The Mortgage Bankers Association (MBA) says its Market Composite Index, a measure of mortgage application volume, moved higher during the week ended September 21 as did all of its seasonally adjusted and unadjusted components.  It was the second straight week that all of the MBA indices gained ground, the first such double play since early 2016.

The Component index was up 2.9 percent on a seasonally adjusted basis compared to the week ended September 14 and 2.0 percent on an unadjusted basis.  The volume of applications for purchase mortgages increased 3 percent on an adjusted basis, the fourth week in a row that measure has gained ground.  It was up 2 percent before adjustment.  The unadjusted version was 4 percent higher than during the same week in 2017.
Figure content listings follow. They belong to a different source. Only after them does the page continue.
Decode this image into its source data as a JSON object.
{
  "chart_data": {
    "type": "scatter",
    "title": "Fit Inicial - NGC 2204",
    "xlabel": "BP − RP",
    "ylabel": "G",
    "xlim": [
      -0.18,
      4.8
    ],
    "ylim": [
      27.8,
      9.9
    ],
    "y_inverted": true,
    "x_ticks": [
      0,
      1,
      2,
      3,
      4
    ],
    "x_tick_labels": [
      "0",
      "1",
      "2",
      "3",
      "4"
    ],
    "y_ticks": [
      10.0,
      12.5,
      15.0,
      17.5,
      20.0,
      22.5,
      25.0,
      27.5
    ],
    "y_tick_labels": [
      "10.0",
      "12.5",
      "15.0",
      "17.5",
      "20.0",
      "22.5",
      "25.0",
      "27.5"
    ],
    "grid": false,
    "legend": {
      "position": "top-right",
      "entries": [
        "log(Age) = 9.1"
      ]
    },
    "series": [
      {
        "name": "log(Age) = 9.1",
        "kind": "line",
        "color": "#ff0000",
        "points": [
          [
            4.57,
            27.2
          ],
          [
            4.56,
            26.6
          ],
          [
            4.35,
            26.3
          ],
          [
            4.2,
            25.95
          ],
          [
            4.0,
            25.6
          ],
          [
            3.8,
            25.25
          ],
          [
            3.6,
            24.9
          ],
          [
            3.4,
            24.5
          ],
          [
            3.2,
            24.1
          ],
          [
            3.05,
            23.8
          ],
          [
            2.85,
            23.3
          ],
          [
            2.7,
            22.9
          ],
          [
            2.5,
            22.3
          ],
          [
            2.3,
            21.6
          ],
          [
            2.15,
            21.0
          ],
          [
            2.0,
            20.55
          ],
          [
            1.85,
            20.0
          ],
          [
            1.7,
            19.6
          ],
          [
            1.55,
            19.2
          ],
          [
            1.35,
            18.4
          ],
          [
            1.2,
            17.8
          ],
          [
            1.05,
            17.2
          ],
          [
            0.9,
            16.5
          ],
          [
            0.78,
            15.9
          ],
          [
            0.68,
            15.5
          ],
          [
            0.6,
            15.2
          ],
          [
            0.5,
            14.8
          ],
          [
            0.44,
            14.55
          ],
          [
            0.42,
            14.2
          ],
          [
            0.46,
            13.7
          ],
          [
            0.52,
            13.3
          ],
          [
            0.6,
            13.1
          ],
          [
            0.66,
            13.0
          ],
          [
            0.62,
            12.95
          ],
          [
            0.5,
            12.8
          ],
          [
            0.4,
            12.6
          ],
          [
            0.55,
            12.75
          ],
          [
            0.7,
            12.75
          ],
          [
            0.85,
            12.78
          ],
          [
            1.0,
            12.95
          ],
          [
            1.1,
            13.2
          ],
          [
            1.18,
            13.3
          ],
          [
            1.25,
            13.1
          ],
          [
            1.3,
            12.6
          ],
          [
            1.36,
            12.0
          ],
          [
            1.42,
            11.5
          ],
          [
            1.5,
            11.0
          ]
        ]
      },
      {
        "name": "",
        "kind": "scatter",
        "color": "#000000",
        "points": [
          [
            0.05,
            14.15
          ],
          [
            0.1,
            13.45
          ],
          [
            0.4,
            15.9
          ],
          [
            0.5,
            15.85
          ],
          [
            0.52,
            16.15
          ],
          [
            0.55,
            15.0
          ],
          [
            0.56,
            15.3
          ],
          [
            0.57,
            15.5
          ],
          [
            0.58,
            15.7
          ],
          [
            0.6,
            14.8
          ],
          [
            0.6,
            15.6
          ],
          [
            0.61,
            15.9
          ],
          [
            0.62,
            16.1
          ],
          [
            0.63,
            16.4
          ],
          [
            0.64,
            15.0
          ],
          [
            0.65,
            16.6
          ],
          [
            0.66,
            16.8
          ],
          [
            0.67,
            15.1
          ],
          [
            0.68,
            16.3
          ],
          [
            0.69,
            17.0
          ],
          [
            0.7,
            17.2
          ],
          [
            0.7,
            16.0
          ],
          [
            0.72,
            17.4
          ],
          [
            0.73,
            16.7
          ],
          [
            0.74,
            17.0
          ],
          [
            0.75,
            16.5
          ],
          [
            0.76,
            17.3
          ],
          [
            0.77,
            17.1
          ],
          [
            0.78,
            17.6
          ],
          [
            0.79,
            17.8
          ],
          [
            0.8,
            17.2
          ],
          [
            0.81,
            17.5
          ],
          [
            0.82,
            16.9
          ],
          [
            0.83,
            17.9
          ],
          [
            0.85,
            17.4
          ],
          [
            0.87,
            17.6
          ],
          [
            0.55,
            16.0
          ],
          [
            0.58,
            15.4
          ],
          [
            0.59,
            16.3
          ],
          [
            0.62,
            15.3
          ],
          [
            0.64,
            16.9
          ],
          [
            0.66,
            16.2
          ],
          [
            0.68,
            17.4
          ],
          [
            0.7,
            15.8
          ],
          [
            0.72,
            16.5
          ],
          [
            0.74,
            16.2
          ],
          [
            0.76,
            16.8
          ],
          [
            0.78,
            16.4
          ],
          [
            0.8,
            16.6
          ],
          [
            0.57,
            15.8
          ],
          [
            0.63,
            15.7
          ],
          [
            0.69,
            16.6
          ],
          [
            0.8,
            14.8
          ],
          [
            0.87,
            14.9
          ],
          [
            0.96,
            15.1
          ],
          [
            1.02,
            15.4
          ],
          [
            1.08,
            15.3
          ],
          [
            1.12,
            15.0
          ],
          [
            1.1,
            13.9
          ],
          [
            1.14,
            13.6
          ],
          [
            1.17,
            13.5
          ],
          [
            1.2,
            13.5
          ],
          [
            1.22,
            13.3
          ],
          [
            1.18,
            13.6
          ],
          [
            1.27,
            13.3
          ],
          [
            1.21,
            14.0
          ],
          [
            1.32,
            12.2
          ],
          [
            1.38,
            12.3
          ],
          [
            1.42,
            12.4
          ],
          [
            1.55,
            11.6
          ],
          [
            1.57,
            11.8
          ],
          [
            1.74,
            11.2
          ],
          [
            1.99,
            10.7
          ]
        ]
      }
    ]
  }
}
The Refinancing Index rose 3 percent from its prior level and the refinancing share of total applications increased to 39.4 percent from 39.0 percent the previous week.

 

Refi Index vs 30yr Fixed

 

 

Purchase Index vs 30yr Fixed

 

 

The distribution of applications across loan types shifted slightly with the FHA share dipping to 10.4 percent from 10.6 percent.  The VA loan share ticked up 0.1 point to 10.1 percent while the USDA portion was unchanged at 0.7 percent.
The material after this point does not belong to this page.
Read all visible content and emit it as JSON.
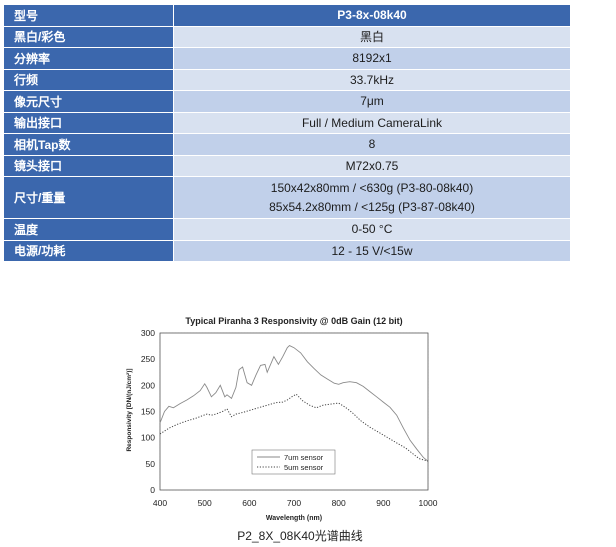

Interest rates for all types of loans moved higher on both a contract and an effective rate.  The average rate for 30-year fixed-rate mortgages (FRM) with origination balances at or below the current conforming limit of $453,100 reached its highest level since April 2011, 4.97 percent with 0.47 point.  The previous week the rate was 4.88 percent with 0.44 point.

The 30-year jumbo FRM, loans with balances higher than the conforming limit, had an average rate of 4.92 percent, up 15 basis points from the prior week.  Points increased to 0.30 from 0.28.

The rate for 30-year FRM backed by the FHA increased from 4.90 percent to 4.94 percent during the week. Points averaged 0.83 compared to 0.73 the prior week.

Fifteen year FRM had an average rate of 4.38 percent, up from 4.30 percent. Points increased from 0.49 to 0.52.

The average rate for 5/1 adjustable rate mortgages rose to the highest level since MBA began tracking the product, 4.22 percent with 0.60 point. The previous week the rate was 4.17 percent with 0.29 point. The share of applications for ARMs remained at 6.5 percent of the total.

MBA's Weekly Mortgage Applications Survey has been conducted since 1990 and covers over 75 percent of all U.S. retail residential mortgage applications.  Respondents include mortgage bankers, commercial banks and thrifts.  Base period and value for all indexes is March 16, 1990=100 and interest rate information is based on loans with an 80 percent loan-to-value ratio and points that include the origination fee.